Jennifer Leonhardt – Minstrel’s Daughter

I know too little about Jennifer Leonhardt. I know that this is not her latest album and that she has just released or is releasing a new one: Sovereign. I know that one writer I trust, Luke Torn of Pop Culture Press, gave her his endorsement and for me, that counts for a lot. I know that various people in the music community talk highly of her. And I know the music of 2009’s Minstrel’s Daughter. I have been listening to it for a couple of weeks now and know it well and yet know too little—about the music, about the album, but especially about Jennifer Leonhardt, the songwriter and musician.
I know that musicians write from different places at different times and because of that produce different music. Folk/blues/jazz artist Tom Mank is political on some of his works, paints the occasional disturbing portrait of social or romantic angst, glides into his form of acoustic blues at odd moments probably without even realizing it and writes what I would call ditties at the drop of a hat. Susan Werner looks at life mainly through a microscope of intelligence and uses lyrical legerdemain to illuminate truth and expose falsehood, when not playing music for plain old fun, that is. As a musician and songwriter, Paul Curreri is all over the map, from novelty to hard rock to acoustic blues. From song to song, you never know where he will go next or why and I follow him closely for that reason alone. I mean, there are so many songwriters writing so many songs for so many reasons, it is plain hard to keep track.
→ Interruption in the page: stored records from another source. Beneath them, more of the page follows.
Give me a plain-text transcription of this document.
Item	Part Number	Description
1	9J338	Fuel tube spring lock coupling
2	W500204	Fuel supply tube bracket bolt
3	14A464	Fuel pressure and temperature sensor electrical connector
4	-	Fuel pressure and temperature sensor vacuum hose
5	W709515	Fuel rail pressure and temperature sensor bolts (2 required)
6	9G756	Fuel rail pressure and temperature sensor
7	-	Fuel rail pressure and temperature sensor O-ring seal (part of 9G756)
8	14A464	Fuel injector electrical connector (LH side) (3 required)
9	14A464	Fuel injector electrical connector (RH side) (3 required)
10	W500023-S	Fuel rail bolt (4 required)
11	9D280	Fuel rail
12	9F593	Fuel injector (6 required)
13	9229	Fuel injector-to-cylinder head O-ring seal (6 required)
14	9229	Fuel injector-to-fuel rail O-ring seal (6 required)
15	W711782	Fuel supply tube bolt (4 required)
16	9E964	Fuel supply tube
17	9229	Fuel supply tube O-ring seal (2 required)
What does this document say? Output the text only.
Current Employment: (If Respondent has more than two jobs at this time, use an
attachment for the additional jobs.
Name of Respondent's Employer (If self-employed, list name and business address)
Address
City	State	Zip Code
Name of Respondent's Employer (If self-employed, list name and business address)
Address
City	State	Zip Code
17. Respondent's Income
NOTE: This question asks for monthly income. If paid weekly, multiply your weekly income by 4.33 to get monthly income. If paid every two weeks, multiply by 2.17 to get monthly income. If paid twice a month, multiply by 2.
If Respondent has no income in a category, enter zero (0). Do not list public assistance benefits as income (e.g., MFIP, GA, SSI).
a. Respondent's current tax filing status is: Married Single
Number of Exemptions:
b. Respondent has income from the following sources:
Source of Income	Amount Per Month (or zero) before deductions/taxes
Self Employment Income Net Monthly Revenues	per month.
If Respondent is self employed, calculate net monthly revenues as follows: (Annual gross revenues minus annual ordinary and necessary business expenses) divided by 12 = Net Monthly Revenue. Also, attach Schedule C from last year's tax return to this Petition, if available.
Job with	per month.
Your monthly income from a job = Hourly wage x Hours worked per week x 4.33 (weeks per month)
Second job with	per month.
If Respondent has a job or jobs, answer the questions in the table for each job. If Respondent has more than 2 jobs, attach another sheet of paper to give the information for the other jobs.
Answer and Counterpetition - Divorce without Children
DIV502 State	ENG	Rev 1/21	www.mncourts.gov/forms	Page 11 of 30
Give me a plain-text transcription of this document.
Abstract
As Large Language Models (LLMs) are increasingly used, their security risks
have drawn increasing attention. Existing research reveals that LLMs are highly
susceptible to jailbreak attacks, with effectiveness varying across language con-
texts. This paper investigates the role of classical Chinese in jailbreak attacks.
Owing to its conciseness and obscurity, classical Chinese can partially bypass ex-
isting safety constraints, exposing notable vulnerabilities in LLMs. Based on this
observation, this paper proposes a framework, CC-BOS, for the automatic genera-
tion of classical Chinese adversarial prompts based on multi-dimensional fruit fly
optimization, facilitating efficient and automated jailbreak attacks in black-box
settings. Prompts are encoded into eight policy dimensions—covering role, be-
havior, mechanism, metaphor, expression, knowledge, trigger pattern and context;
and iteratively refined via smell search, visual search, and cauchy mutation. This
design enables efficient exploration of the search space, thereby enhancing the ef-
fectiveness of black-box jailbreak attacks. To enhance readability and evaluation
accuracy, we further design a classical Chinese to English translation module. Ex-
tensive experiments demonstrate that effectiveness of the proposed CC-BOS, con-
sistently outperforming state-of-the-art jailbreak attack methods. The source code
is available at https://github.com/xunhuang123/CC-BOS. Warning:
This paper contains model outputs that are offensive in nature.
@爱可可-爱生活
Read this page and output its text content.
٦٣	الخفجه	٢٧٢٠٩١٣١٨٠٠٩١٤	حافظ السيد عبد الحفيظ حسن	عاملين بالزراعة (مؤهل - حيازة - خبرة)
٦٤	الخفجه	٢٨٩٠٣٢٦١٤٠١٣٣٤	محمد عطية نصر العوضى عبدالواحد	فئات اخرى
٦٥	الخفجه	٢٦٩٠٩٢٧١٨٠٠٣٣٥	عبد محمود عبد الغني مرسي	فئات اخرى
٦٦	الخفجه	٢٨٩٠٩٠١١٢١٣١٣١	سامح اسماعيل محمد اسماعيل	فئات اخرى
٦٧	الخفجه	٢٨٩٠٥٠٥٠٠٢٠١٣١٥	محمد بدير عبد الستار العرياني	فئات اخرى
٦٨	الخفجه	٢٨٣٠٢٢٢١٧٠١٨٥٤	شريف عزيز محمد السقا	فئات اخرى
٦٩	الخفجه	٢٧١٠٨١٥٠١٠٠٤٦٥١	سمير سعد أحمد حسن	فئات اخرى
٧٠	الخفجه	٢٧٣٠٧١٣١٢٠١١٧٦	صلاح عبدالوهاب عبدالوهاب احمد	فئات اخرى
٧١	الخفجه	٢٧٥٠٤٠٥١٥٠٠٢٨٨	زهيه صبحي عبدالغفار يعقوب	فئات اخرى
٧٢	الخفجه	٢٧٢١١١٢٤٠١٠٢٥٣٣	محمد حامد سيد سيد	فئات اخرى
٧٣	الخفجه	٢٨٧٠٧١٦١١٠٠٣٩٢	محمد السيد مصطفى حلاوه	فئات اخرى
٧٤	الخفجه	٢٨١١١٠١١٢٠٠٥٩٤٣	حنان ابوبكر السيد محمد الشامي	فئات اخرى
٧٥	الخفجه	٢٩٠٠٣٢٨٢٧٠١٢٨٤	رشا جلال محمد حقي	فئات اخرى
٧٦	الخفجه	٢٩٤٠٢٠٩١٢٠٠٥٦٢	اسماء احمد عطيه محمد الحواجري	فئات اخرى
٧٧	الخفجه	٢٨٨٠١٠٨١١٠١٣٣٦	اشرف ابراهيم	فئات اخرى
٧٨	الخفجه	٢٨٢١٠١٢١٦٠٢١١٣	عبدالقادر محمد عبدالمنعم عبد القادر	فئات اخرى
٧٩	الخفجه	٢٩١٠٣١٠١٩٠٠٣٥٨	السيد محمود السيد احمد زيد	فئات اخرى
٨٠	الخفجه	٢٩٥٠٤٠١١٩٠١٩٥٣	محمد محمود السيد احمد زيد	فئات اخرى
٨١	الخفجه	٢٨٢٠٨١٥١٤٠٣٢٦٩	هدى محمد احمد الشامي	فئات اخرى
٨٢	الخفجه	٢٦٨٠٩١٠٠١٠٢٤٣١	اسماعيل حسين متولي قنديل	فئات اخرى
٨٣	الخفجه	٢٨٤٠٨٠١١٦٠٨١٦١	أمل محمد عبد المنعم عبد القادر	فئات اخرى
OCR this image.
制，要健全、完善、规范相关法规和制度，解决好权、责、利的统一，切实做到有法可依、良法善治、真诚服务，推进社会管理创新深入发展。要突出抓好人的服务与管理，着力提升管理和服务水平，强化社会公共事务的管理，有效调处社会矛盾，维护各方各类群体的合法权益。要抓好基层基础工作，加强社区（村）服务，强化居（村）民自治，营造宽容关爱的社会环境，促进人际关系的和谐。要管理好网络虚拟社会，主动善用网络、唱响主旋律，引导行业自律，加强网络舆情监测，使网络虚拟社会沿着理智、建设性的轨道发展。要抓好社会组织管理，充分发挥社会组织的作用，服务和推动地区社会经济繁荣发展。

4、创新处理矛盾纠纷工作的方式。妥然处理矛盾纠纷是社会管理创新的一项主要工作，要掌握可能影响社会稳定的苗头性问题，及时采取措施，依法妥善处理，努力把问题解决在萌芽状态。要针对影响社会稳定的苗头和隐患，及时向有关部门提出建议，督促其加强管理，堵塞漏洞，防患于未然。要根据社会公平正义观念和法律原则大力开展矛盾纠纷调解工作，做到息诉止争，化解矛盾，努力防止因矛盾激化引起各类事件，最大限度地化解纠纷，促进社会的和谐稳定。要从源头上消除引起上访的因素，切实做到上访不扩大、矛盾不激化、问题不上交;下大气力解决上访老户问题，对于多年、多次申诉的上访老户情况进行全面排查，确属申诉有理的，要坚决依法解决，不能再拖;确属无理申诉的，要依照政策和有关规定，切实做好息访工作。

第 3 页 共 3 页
I’m not sure where Jennifer Leonhardt belongs in the mix because her music is at times so intensely personal, I feel like I’m imposing. With voice strong yet fragile, she weaves through cello, violin and guitar so effortlessly that you can sometimes not separate the sounds. It wavers, that voice, more for effect than lack of control, for her songs are moodswings and sadness and wistful hope and, yes, a happiness of sorts, though always constrained.
The album was recorded in her kitchen (Dori Turner tried this to great effect on her first solo album and Hymn For Her went so far as to turn their entire 16-foot Airstream travel trailer into a recording studio) and the sound quality is definitely lo-fi, but in her defense, I cannot imagine the songs presented any other way. On Minstrel’s Daughter, Leonhardt plays and sings loose music supported by looser musicians and if you don’t hear it right away, give it time. It grows on you. It is mountain music without the mountain—a collection of tone poems from the backwoods and the high plains.
Because it was so obviously personal to her, it is personal to me. Songs like “Neruda” and “More Rope” put me on a higher plane, not unlike watching the more surreal scenes from a Clint Eastwoood spaghetti western, “Minstrel’s Daughter” is a demented cave dance with rock-a-blues rhythm and “Line Of Fire,” a magnificently disjointed statement of relationship unreality set free. She even throws in a bike ride through psych pop (“Me & Abigail”) which should not fit but surprisingly does. A loose acoustic dance through the fields not unlike that in the closing scene of the movie Uptown Girls, it is melodic paisley in the rough and, to my ears, a triumph.
Minstrel’s Daughter is in such a unique place that I cannot imagine Leonhardt doing another like it, but possibly she already has. I won’t know for awhile. Sometimes an album comes along that you have to listen to until it is time to let go. This is one. I’m listening and I can’t let go yet. Sometime later, maybe.
Review first posted in 2010, but the music holds true today.